With the title of Part Three, Conrad completes contruction of the massive symbol that dominates the end of the novel. The silver, which titled Part One, has now been moved to the Isabel, which titled Part Two. The climax is the titular lighthouse which is built on top of them in Chapter 3-12.

Symbolically, the silver represents the dream-ideal, while the Isabels represent individual souls isolated in the gulf of subjectivity. The movement of the silver to the "Great" Isabel stands, I believe, for a historical progression: the transfer of ideals away from mass social crusades, to the new modern ideal of subjective individual self-fulfilment. It is fitting that the transfer was made by Nostromo and Decoud, two characters who resist in their own ways the destructive dream-ideals of history. The new ideal of the individual soul is one that Nostromo celebrates throughout in the form of "character," the unique and valuable personality, the only saving grace of that subjectivity which isolates us and causes political tragedy. What remains for Part Three is the lighthouse, which dramatically evokes the solitary soul reaching out into the darkness. Literarily, the lighthouse represents the novel itself -- the attempt to communicate truth and feeling across the subjective gulf. Politically, it represents the dream of a society founded on compassion for the inner soul, the final transcending of the cycle of conquest and revolution. In the pessimistic night of Nostromo's worldview it is, to use Mr Gould Sr's phrase, the "ray of hope."
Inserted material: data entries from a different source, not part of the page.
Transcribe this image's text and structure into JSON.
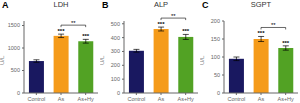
{
  "chart_data": [
    {
      "type": "bar",
      "title": "LDH",
      "ylabel": "U/L",
      "categories": [
        "Control",
        "As",
        "As+Hy"
      ],
      "values": [
        710,
        1270,
        1150
      ],
      "errors": [
        28,
        38,
        42
      ],
      "colors": [
        "#191860",
        "#F59B1A",
        "#52A224"
      ],
      "ylim": [
        0,
        1600
      ],
      "yticks": [
        0,
        500,
        1000,
        1500
      ],
      "grid": false,
      "annotations": [
        {
          "text": "A"
        },
        {
          "text": "***",
          "category": "As"
        },
        {
          "text": "***",
          "category": "As+Hy"
        },
        {
          "text": "**",
          "categories": [
            "As",
            "As+Hy"
          ]
        }
      ]
    },
    {
      "type": "bar",
      "title": "ALP",
      "ylabel": "U/L",
      "categories": [
        "Control",
        "As",
        "As+Hy"
      ],
      "values": [
        305,
        462,
        405
      ],
      "errors": [
        10,
        14,
        18
      ],
      "colors": [
        "#191860",
        "#F59B1A",
        "#52A224"
      ],
      "ylim": [
        0,
        520
      ],
      "yticks": [
        0,
        100,
        200,
        300,
        400,
        500
      ],
      "grid": false,
      "annotations": [
        {
          "text": "B"
        },
        {
          "text": "***",
          "category": "As"
        },
        {
          "text": "***",
          "category": "As+Hy"
        },
        {
          "text": "**",
          "categories": [
            "As",
            "As+Hy"
          ]
        }
      ]
    },
    {
      "type": "bar",
      "title": "SGPT",
      "ylabel": "U/L",
      "categories": [
        "Control",
        "As",
        "As+Hy"
      ],
      "values": [
        95,
        150,
        125
      ],
      "errors": [
        5,
        7,
        6
      ],
      "colors": [
        "#191860",
        "#F59B1A",
        "#52A224"
      ],
      "ylim": [
        0,
        200
      ],
      "yticks": [
        0,
        50,
        100,
        150,
        200
      ],
      "grid": false,
      "annotations": [
        {
          "text": "C"
        },
        {
          "text": "***",
          "category": "As"
        },
        {
          "text": "***",
          "category": "As+Hy"
        },
        {
          "text": "**",
          "categories": [
            "As",
            "As+Hy"
          ]
        }
      ]
    }
  ]
}
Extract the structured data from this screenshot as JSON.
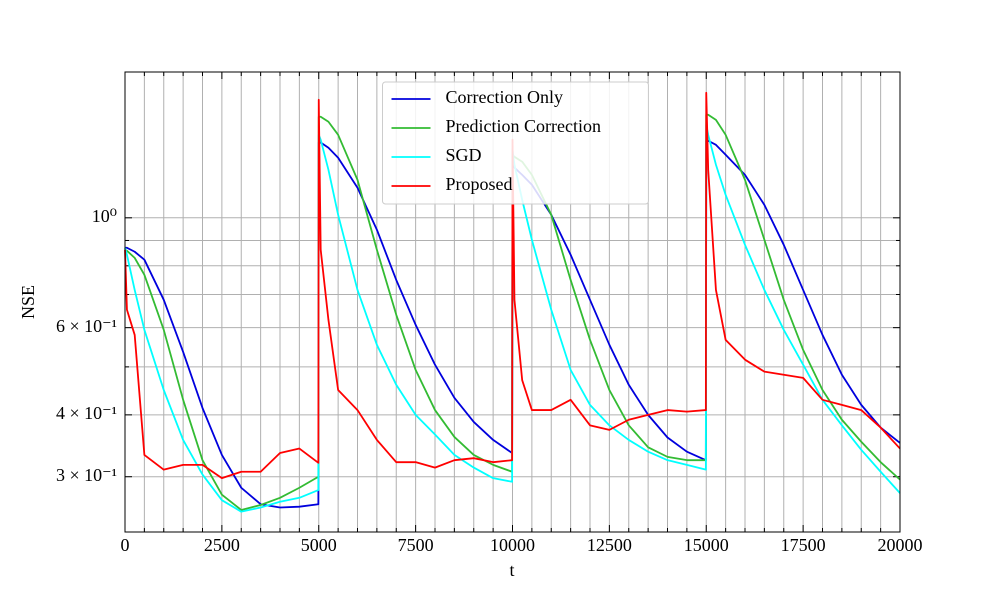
{
  "chart_data": {
    "type": "line",
    "xlabel": "t",
    "ylabel": "NSE",
    "x": [
      0,
      50,
      250,
      500,
      1000,
      1500,
      2000,
      2500,
      3000,
      3500,
      4000,
      4500,
      4990,
      5000,
      5050,
      5250,
      5500,
      6000,
      6500,
      7000,
      7500,
      8000,
      8500,
      9000,
      9500,
      9990,
      10000,
      10050,
      10250,
      10500,
      11000,
      11500,
      12000,
      12500,
      13000,
      13500,
      14000,
      14500,
      14990,
      15000,
      15050,
      15250,
      15500,
      16000,
      16500,
      17000,
      17500,
      18000,
      18500,
      19000,
      19500,
      20000
    ],
    "series": [
      {
        "name": "Correction Only",
        "color": "#0000dd",
        "values": [
          0.87,
          0.87,
          0.854,
          0.823,
          0.683,
          0.536,
          0.413,
          0.332,
          0.285,
          0.264,
          0.26,
          0.261,
          0.264,
          1.419,
          1.419,
          1.385,
          1.322,
          1.15,
          0.946,
          0.749,
          0.608,
          0.505,
          0.433,
          0.387,
          0.356,
          0.335,
          1.28,
          1.263,
          1.221,
          1.166,
          1.014,
          0.842,
          0.683,
          0.554,
          0.46,
          0.4,
          0.36,
          0.337,
          0.324,
          1.431,
          1.431,
          1.404,
          1.341,
          1.221,
          1.062,
          0.882,
          0.715,
          0.58,
          0.482,
          0.419,
          0.377,
          0.351
        ]
      },
      {
        "name": "Prediction Correction",
        "color": "#33bb33",
        "values": [
          0.862,
          0.858,
          0.83,
          0.767,
          0.594,
          0.429,
          0.324,
          0.276,
          0.257,
          0.263,
          0.272,
          0.285,
          0.3,
          1.6,
          1.6,
          1.563,
          1.471,
          1.193,
          0.862,
          0.637,
          0.493,
          0.409,
          0.361,
          0.332,
          0.317,
          0.307,
          1.341,
          1.328,
          1.298,
          1.221,
          1.014,
          0.749,
          0.567,
          0.449,
          0.381,
          0.344,
          0.329,
          0.324,
          0.324,
          1.615,
          1.615,
          1.577,
          1.471,
          1.193,
          0.903,
          0.683,
          0.541,
          0.449,
          0.391,
          0.353,
          0.321,
          0.296
        ]
      },
      {
        "name": "SGD",
        "color": "#00ffff",
        "values": [
          0.87,
          0.842,
          0.715,
          0.594,
          0.449,
          0.356,
          0.303,
          0.269,
          0.255,
          0.26,
          0.267,
          0.272,
          0.282,
          1.471,
          1.438,
          1.25,
          1.014,
          0.715,
          0.554,
          0.46,
          0.4,
          0.365,
          0.332,
          0.313,
          0.298,
          0.293,
          1.372,
          1.28,
          1.087,
          0.903,
          0.652,
          0.493,
          0.419,
          0.381,
          0.356,
          0.337,
          0.324,
          0.317,
          0.31,
          1.541,
          1.471,
          1.28,
          1.113,
          0.882,
          0.715,
          0.594,
          0.505,
          0.429,
          0.381,
          0.34,
          0.307,
          0.278
        ]
      },
      {
        "name": "Proposed",
        "color": "#ff0000",
        "values": [
          0.862,
          0.652,
          0.58,
          0.332,
          0.31,
          0.317,
          0.317,
          0.298,
          0.307,
          0.307,
          0.335,
          0.342,
          0.32,
          1.731,
          0.862,
          0.622,
          0.449,
          0.409,
          0.356,
          0.321,
          0.321,
          0.313,
          0.324,
          0.327,
          0.321,
          0.324,
          1.438,
          0.683,
          0.47,
          0.409,
          0.409,
          0.429,
          0.381,
          0.373,
          0.391,
          0.4,
          0.409,
          0.406,
          0.409,
          1.789,
          1.25,
          0.715,
          0.567,
          0.517,
          0.489,
          0.482,
          0.475,
          0.429,
          0.419,
          0.409,
          0.377,
          0.342
        ]
      }
    ],
    "xlim": [
      0,
      20000
    ],
    "xticks": [
      0,
      2500,
      5000,
      7500,
      10000,
      12500,
      15000,
      17500,
      20000
    ],
    "xticks_minor": [
      500,
      1000,
      1500,
      2000,
      3000,
      3500,
      4000,
      4500,
      5500,
      6000,
      6500,
      7000,
      8000,
      8500,
      9000,
      9500,
      10500,
      11000,
      11500,
      12000,
      13000,
      13500,
      14000,
      14500,
      15500,
      16000,
      16500,
      17000,
      18000,
      18500,
      19000,
      19500
    ],
    "ylim": [
      0.232,
      1.97
    ],
    "yscale": "log",
    "yticks": [
      {
        "value": 0.3,
        "label": "3 × 10⁻¹"
      },
      {
        "value": 0.4,
        "label": "4 × 10⁻¹"
      },
      {
        "value": 0.6,
        "label": "6 × 10⁻¹"
      },
      {
        "value": 1,
        "label": "10⁰"
      }
    ],
    "yticks_minor": [
      0.5,
      0.7,
      0.8,
      0.9
    ],
    "grid": true,
    "legend": "upper center"
  }
}
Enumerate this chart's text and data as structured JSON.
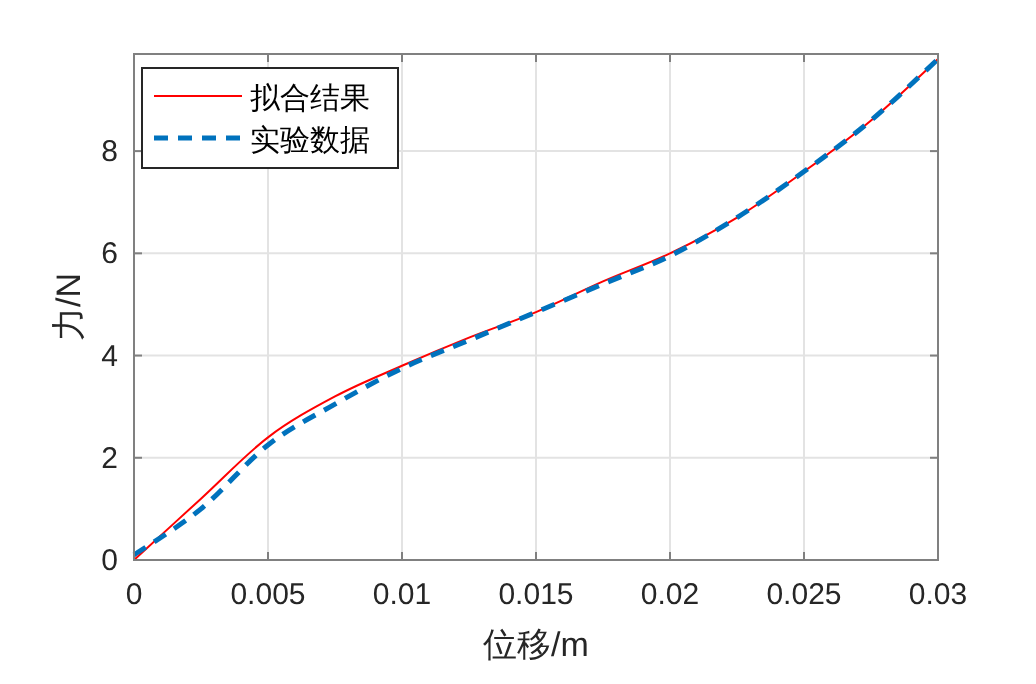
{
  "chart_data": {
    "type": "line",
    "xlabel": "位移/m",
    "ylabel": "力/N",
    "x": [
      0,
      0.0025,
      0.005,
      0.0075,
      0.01,
      0.0125,
      0.015,
      0.0175,
      0.02,
      0.0225,
      0.025,
      0.0275,
      0.03
    ],
    "series": [
      {
        "name": "拟合结果",
        "color": "#ff0000",
        "line_style": "solid",
        "values": [
          0,
          1.2,
          2.4,
          3.2,
          3.8,
          4.35,
          4.85,
          5.45,
          6.0,
          6.7,
          7.6,
          8.6,
          9.8
        ]
      },
      {
        "name": "实验数据",
        "color": "#0072bd",
        "line_style": "dashed",
        "values": [
          0.1,
          1.0,
          2.25,
          3.05,
          3.75,
          4.3,
          4.85,
          5.4,
          5.95,
          6.7,
          7.6,
          8.6,
          9.8
        ]
      }
    ],
    "xlim": [
      0,
      0.03
    ],
    "ylim": [
      0,
      9.9
    ],
    "xticks": [
      0,
      0.005,
      0.01,
      0.015,
      0.02,
      0.025,
      0.03
    ],
    "yticks": [
      0,
      2,
      4,
      6,
      8
    ],
    "grid": true,
    "legend": "top left",
    "marker": "none"
  }
}
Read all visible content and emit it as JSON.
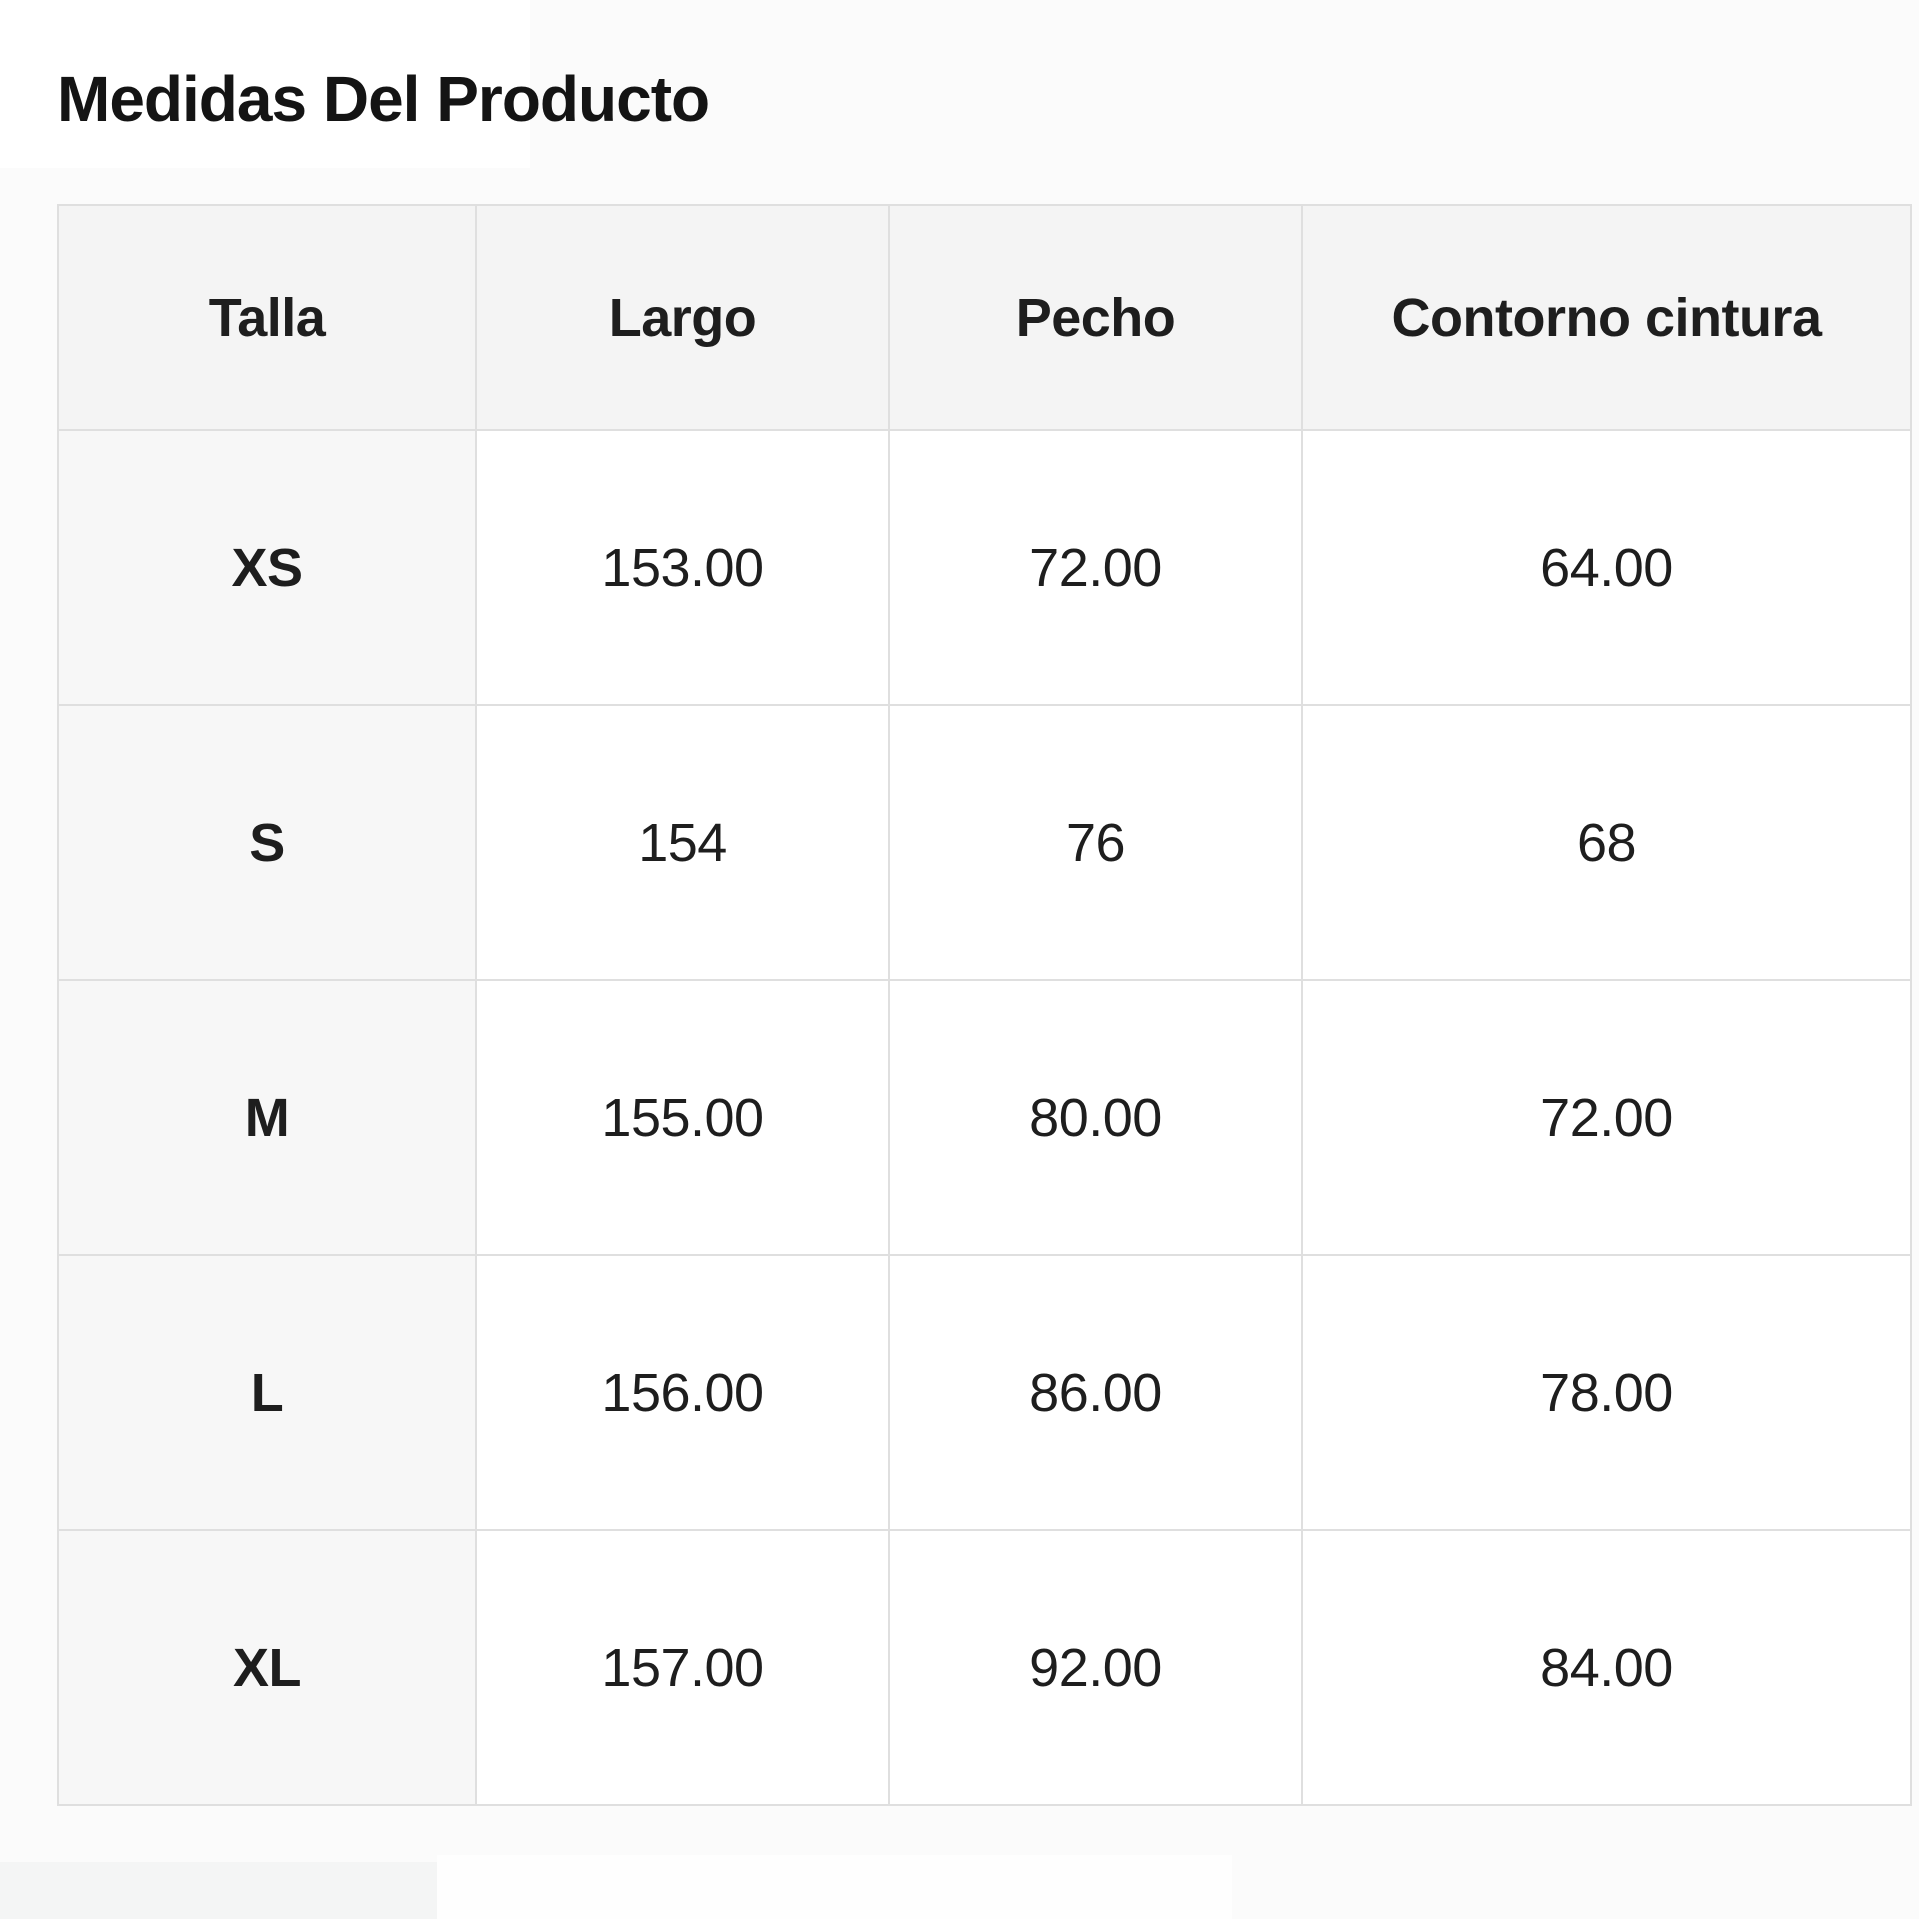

Part Three opens with the anarchy of disunity, then shows society knitting itself back together after the long night of Separatism and disillusionment. The dream-ideal of Unity must be reestablished; the alternative is not only social chaos but an "utter scepticism" whose consequences are graphically illustrated by the suicide of Decoud. But it can only be reestablished as a suffocating fiction, demonstrated through the device of Captain Mitchell's pompous tour-guide narrative in the modern Sulaco. Part Three, however, is mostly Nostromo's story, and through him the story of the laboring class' turn to socialism. He awakens a changed man, disillusioned with his previous fidelity to the rulers and newly class-conscious. Though he pretends to return to his old fidelity, in reality he secretly keeps the cache of silver for purposes of personal gain and "vengeance." This arrangement symbolizes the socialist consciousness, in which the People continue to labor for the exploitative society without loyalty to it, the while nurturing secret dreams of vengeance and liberation.

The novel reaches an epic crescendo with the masterful drama of Nostromo seeking marriage, an allegorical tale that represents mankind seeking a "state" of love. That utopian state, transcending conquest and property, is represented by Giselle, but Nostromo can only yearn for her while maintaining a sham engagement to Linda, reflecting the People's sham allegiance to the exploiting society. Torn between illicit love and illicit wealth, tragically seeking to combine them (into the utopian vision), he meets his end in a case of mistaken identity, but the People live on in a "cry of undying passion" from the lighthouse tower.